Cut up to about 25,000 km
If the break occurred at higher altitude, up to about 25,000 km, the lower portion of the elevator would descend to Earth and drape itself along the equator east of the anchor point, while the now unbalanced upper portion would rise to a higher orbit. Some authors (such as science fiction writers David Gerrold in Jumping off the Planet and Kim Stanley Robinson in Red Mars) have suggested that such a failure would be catastrophic, with the thousands of kilometers of falling cable creating a swath of meteoric destruction along the planet's surface. However, in most cable designs, the upper portion of any cable that falls to Earth would burn up in the atmosphere.
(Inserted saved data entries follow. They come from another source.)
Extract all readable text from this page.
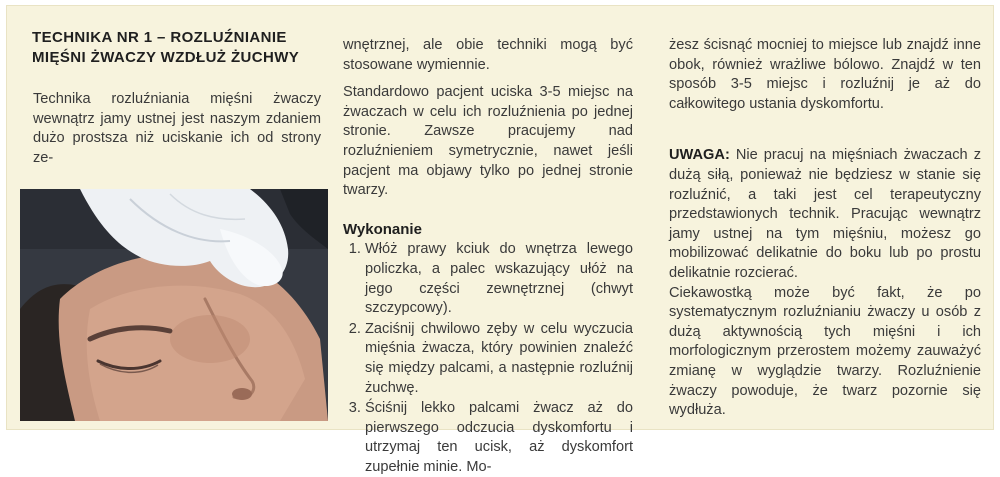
TECHNIKA NR 1 – ROZLUŹNIANIE
MIĘŚNI ŻWACZY WZDŁUŻ ŻUCHWY

Technika rozluźniania mięśni żwaczy wewnątrz jamy ustnej jest naszym zdaniem dużo prostsza niż uciskanie ich od strony ze-

wnętrznej, ale obie techniki mogą być stosowane wymiennie.

Standardowo pacjent uciska 3-5 miejsc na żwaczach w celu ich rozluźnienia po jednej stronie. Zawsze pracujemy nad rozluźnieniem symetrycznie, nawet jeśli pacjent ma objawy tylko po jednej stronie twarzy.

Wykonanie

1. Włóż prawy kciuk do wnętrza lewego policzka, a palec wskazujący ułóż na jego części zewnętrznej (chwyt szczypcowy).
2. Zaciśnij chwilowo zęby w celu wyczucia mięśnia żwacza, który powinien znaleźć się między palcami, a następnie rozluźnij żuchwę.
3. Ściśnij lekko palcami żwacz aż do pierwszego odczucia dyskomfortu i utrzymaj ten ucisk, aż dyskomfort zupełnie minie. Mo-

żesz ścisnąć mocniej to miejsce lub znajdź inne obok, również wrażliwe bólowo. Znajdź w ten sposób 3-5 miejsc i rozluźnij je aż do całkowitego ustania dyskomfortu.

UWAGA: Nie pracuj na mięśniach żwaczach z dużą siłą, ponieważ nie będziesz w stanie się rozluźnić, a taki jest cel terapeutyczny przedstawionych technik. Pracując wewnątrz jamy ustnej na tym mięśniu, możesz go mobilizować delikatnie do boku lub po prostu delikatnie rozcierać.

Ciekawostką może być fakt, że po systematycznym rozluźnianiu żwaczy u osób z dużą aktywnością tych mięśni i ich morfologicznym przerostem możemy zauważyć zmianę w wyglądzie twarzy. Rozluźnienie żwaczy powoduje, że twarz pozornie się wydłuża.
Additionally, because proposed initial cables have very low mass (roughly 1 kg per kilometer) and are flat, the bottom portion would likely settle to Earth with less force than a sheet of paper due to air resistance on the way down.
Cut above 25,000 km
If the break occurred at the counterweight side of the elevator, the lower portion, now including the "central station" of the elevator, would begin to fall down and would continue down to reentry if no part of the cable below failed as well. Depending on the size, it would either burn up on re-entry or impact the surface. A mechanism to immediately sever the cable below the station would prevent reentry of the station and result in its continuation in a high and slightly modified orbit. Simulations have shown that as the descending portion of the space elevator "wraps around" Earth, the stress on the remaining length of cable increases, resulting in its upper sections breaking off and being flung away. The details of how these pieces break and the trajectories they take are highly sensitive to initial conditions.
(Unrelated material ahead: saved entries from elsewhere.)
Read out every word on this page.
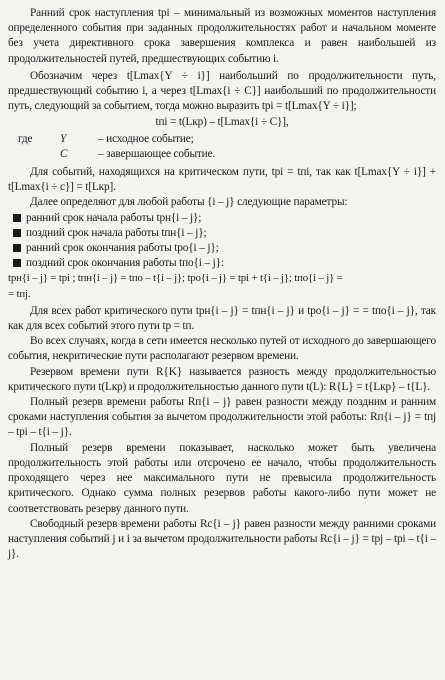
Ранний срок наступления tрi – минимальный из возможных моментов наступления определенного события при заданных продолжительностях работ и начальном моменте без учета директивного срока завершения комплекса и равен наибольшей из продолжительностей путей, предшествующих событию i.

Обозначим через t[Lmax{Y ÷ i}] наибольший по продолжительности путь, предшествующий событию i, а через t[Lmax{i ÷ C}] наибольший по продолжительности путь, следующий за событием, тогда можно выразить tрi = t[Lmax{Y ÷ i}];

tпi = t(Lкр) – t[Lmax{i ÷ C}],

где	Y	– исходное событие;
C	– завершающее событие.

Для событий, находящихся на критическом пути, tрi = tпi, так как t[Lmax{Y ÷ i}] + t[Lmax{i ÷ c}] = t[Lкр].

Далее определяют для любой работы {i – j} следующие параметры:

ранний срок начала работы tрн{i – j};
поздний срок начала работы tпн{i – j};
ранний срок окончания работы tро{i – j};
поздний срок окончания работы tпо{i – j}:

tрн{i – j} = tрi ; tпн{i – j} = tпо – t{i – j}; tро{i – j} = tрi + t{i – j}; tпо{i – j} =

= tпj.

Для всех работ критического пути tрн{i – j} = tпн{i – j} и tро{i – j} = = tпо{i – j}, так как для всех событий этого пути tр = tп.

Во всех случаях, когда в сети имеется несколько путей от исходного до завершающего события, некритические пути располагают резервом времени.

Резервом времени пути R{K} называется разность между продолжительностью критического пути t(Lкр) и продолжительностью данного пути t(L): R{L} = t{Lкр} – t{L}.

Полный резерв времени работы Rп{i – j} равен разности между поздним и ранним сроками наступления события за вычетом продолжительности этой работы: Rп{i – j} = tпj – tрi – t{i – j}.

Полный резерв времени показывает, насколько может быть увеличена продолжительность этой работы или отсрочено ее начало, чтобы продолжительность проходящего через нее максимального пути не превысила продолжительность критического. Однако сумма полных резервов работы какого-либо пути может не соответствовать резерву данного пути.

Свободный резерв времени работы Rс{i – j} равен разности между ранними сроками наступления событий j и i за вычетом продолжительности работы Rс{i – j} = tрj – tрi – t{i – j}.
It is almost inevitable that some objects — climbers, structural members, repair crews, etc. — will accidentally fall off the elevator at some point. Their subsequent fate would depend upon their initial altitude. Except at geostationary altitude, an object on a space elevator is not in a circular orbit, and so its trajectory will not remain parallel to that of the elevator. The object will instead enter an elliptical orbit, the characteristics of which depend on where the object was on the elevator when it was released.
If the initial height of the object falling off of the elevator is less than 23,000 km, its orbit will have an apogee at the altitude where it was released from the elevator and a perigee within Earth's atmosphere; it will intersect the atmosphere within a few hours, and not complete an entire orbit. Above this critical altitude, the perigee is above the atmosphere, and the object will be able to complete a full orbit, returning to the altitude that it started from. By then, the elevator would be somewhere else, but a spacecraft could be dispatched to retrieve the object or otherwise remove it. The lower the altitude at which the object falls off, the greater the eccentricity of its orbit.
If the object falls off at the geostationary altitude itself, it will remain nearly motionless relative to the elevator, just as in conventional orbital flight, and would thus be very easy to retrieve. At higher altitudes, the object would again be in an elliptical orbit, this time with a perigee at the altitude the object was released from and an apogee somewhere higher than that. The eccentricity of the object's orbit would increase with the altitude from which it was released.
Above 47,000 km, however, an object falling off of the elevator would have a velocity greater than the local escape velocity of Earth. The object would head out into interplanetary space, requiring on-board rocketry or an interception to retrieve.
A lightweight ballistic parachute system or escape module might be practical for lower-altitude release from the cable. For cases of higher-altitude release, maneuvering rockets and possibly heat shields might be feasible, though these would reduce the available payload capacity.